Wasserturm
Highlights
- 1910 entstand auf 210,9 m ü. NN der 27 m hohe Wasserturm in Igstadt – ein einzigartiges Bauwerk mit spannungsfreier Stahlbetonkonstruktion nach Plänen von Prof. Otto Intze.
- Architektonisch auffällig durch schiefergedeckten Behälter und gebrochenes Dach verbindet er sich stilistisch mit dem 1912 erbauten Bahnwasserturm von Bischofsheim.
Tipps
- Die Lage auf 210,9 Metern über Normalnull bietet Besuchern eine Aussicht über die umliegende Region, die sich besonders bei klarem Wetter entfaltet.
- Der Turm steht als historisches Wahrzeichen unter Denkmalschutz und spiegelt die frühe Selbstständigkeit der Wasserversorgung in der Gemeinde wider.
Eigenschaften
Wasserturm Igstadt – Kulturdenkmal erkunden
Der Wasserturm in Igstadt ist ein markantes historisches Wahrzeichen des Ortes und ein beeindruckendes Zeugnis der technischen und architektonischen Entwicklungen zu Beginn des 20. Jahrhunderts. Errichtet 1910 auf einer der höchsten Erhebungen Igstadts – auf 210,9 Meter über Normalnull im Distrikt „Vorm Graben“ – war er Teil der ersten eigenen Wasserversorgungsanlage der damals noch selbstständigen Gemeinde. Mit einer Höhe von 27 Metern (ohne Spitze) prägt er bis heute das Ortsbild und gilt als weithin sichtbares Symbol für Igstadt.

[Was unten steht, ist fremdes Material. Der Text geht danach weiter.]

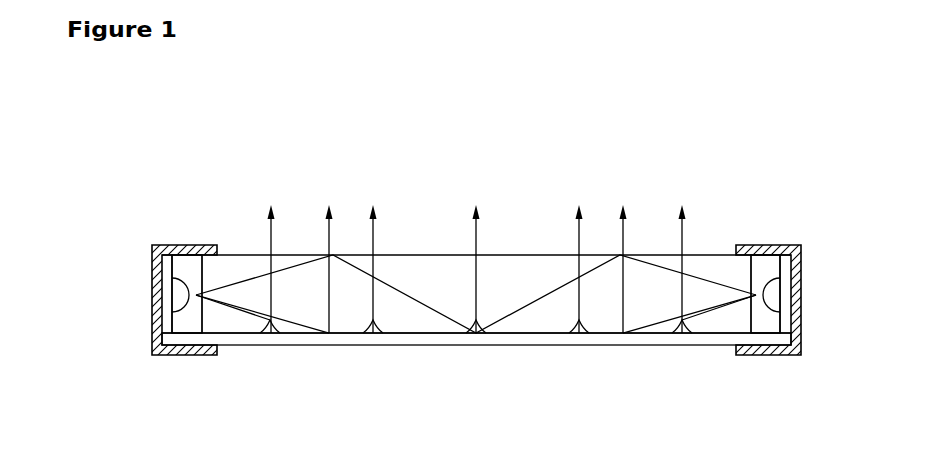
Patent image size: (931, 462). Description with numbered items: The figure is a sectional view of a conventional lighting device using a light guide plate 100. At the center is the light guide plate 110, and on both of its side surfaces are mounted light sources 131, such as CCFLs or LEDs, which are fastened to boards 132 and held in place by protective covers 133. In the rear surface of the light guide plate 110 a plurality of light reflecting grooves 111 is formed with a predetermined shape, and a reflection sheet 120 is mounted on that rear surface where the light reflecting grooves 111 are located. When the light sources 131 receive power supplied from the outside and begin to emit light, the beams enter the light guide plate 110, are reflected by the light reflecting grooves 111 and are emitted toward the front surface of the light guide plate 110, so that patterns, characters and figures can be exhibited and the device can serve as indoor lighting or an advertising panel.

The lighting device using a light guide plate 100 is at (519, 157).
The light guide plate 110 is at (428, 270).
The light reflecting grooves 111 is at (573, 331).
The reflection sheet 120 is at (423, 336).
The light sources 131 is at (182, 278).
The boards 132 is at (172, 277).
The protective covers 133 is at (188, 290).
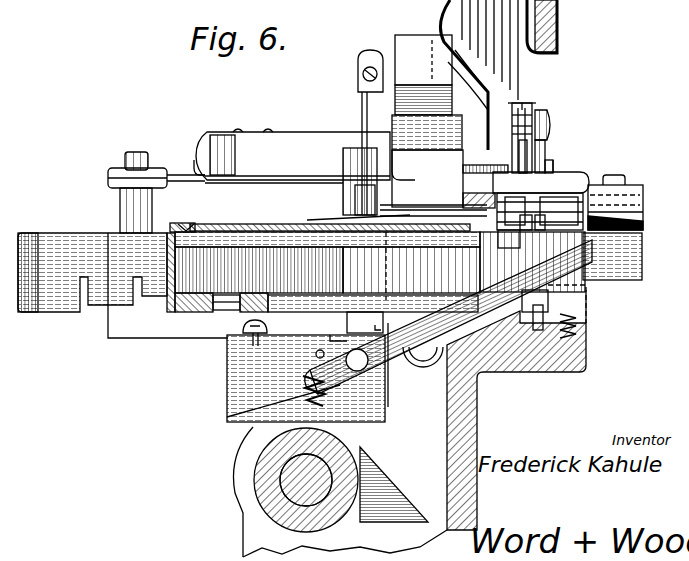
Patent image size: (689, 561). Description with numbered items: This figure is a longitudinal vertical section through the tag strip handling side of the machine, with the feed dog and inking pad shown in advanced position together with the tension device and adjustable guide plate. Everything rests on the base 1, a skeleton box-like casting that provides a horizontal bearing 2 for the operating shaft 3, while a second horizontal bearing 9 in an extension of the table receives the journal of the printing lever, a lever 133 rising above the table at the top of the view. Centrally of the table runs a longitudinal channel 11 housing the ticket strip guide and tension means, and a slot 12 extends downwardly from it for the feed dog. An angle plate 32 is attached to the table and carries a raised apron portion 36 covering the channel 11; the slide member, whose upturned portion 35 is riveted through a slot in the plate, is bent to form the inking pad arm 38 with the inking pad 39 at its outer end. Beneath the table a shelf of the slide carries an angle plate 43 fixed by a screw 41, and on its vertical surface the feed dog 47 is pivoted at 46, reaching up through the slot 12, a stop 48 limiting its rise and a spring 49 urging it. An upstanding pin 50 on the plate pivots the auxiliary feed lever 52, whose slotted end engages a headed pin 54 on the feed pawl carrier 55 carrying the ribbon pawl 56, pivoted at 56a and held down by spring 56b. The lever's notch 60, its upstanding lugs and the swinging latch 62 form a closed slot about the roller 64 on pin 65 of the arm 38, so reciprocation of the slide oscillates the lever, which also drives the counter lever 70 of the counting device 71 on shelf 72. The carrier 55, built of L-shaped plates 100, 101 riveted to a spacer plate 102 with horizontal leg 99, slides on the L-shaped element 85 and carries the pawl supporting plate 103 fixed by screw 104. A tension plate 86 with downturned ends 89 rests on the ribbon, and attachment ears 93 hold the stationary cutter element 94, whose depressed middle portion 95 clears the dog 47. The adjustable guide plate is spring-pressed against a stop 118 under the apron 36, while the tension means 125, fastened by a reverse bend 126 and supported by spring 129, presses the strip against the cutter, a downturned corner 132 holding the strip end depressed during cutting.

Besonders bemerkenswert ist die konstruktive Lösung des Turms, die sich deutlich von anderen Anlagen im Wiesbadener Umland abhob. Statt eines geschlossenen Kastens mit vier Eisenbetonsäulen, wie ursprünglich geplant, setzte man auf eine innovative, spannungsfreie Verbindung zwischen Ständer und Behälter. Diese Technik stammte von Professor Otto Intze, einem führenden Wasserexperten der Zeit, und sorgte für eine stabile, aber optisch offene Gestaltung. Der schiefergeschützte Behälterteil und das auffällig gebrochene Schieferdach verweisen zudem auf eine enge Verwandtschaft mit dem 1912 errichteten Bahnwasserturm in Bischofsheim am Rhein – ein Hinweis auf den Austausch von Know-how und Materialien in der Region.
Die Bedeutung des Wasserturms als kulturelles Erbe wurde früh erkannt. Als die Wasserversorgung 1910 eingestellt wurde, stellte sich überraschend heraus, dass der ursprüngliche Wasserstand innerhalb weniger Stunden wieder erreicht war – ein Beleg für die robuste Bauweise. Spätere Diskussionen um den Erhalt des Turms zeigten, wie sehr er als identitätsstiftendes Wahrzeichen geschätzt wurde. Ortsvereine und der Beirat sprachen sich einstimmig für seine Bewahrung aus, da er nicht nur eine technische Leistung, sondern auch ein Stück Ortsgeschichte verkörpert.
Igstadt selbst vereint in seiner Geschichte Elemente aus Klostergut, Adelsherrschaft und ländlicher Tradition. Das Altmünster-Kloster in Mainz war über Jahrhunderte größter Grundherr und Ortsherr, während die Landgrafen von Hessen-Marburg ab dem 15. Jahrhundert die Vogteirechte übernahmen. Die Reformation und spätere Siedlungsprojekte – wie die Gründung der „Siedlervereinigung Eigenes Heim“ in den 1920er Jahren – spiegeln den Wandel von einer kleinen Wickerschaft zu einer wachsenden Gemeinde. Straßen wie die „Weingartenstraße“ erinnern sogar an die jahrhundertealte Weinbautradition des Ortes, die bis in die Römerzeit zurückreicht.
Heute steht der Wasserturm als stilles Zeugnis dieser Entwicklungen – ein technisches Denkmal, das die Verbindung von Ingenieurskunst und lokaler Geschichte verkörpert. Sein Erhalt sichert nicht nur ein Stück Industriekultur, sondern auch die Erinnerung an die Selbstständigkeit und den Fortschrittswillen einer Gemeinde, die sich im frühen 20. Jahrhundert ihre eigene Infrastruktur schuf. Als historisches Wahrzeichen bleibt er ein Anziehungspunkt für Besucher, die sich für die Entstehungsgeschichte Igstadts und die Besonderheiten seiner Infrastruktur interessieren.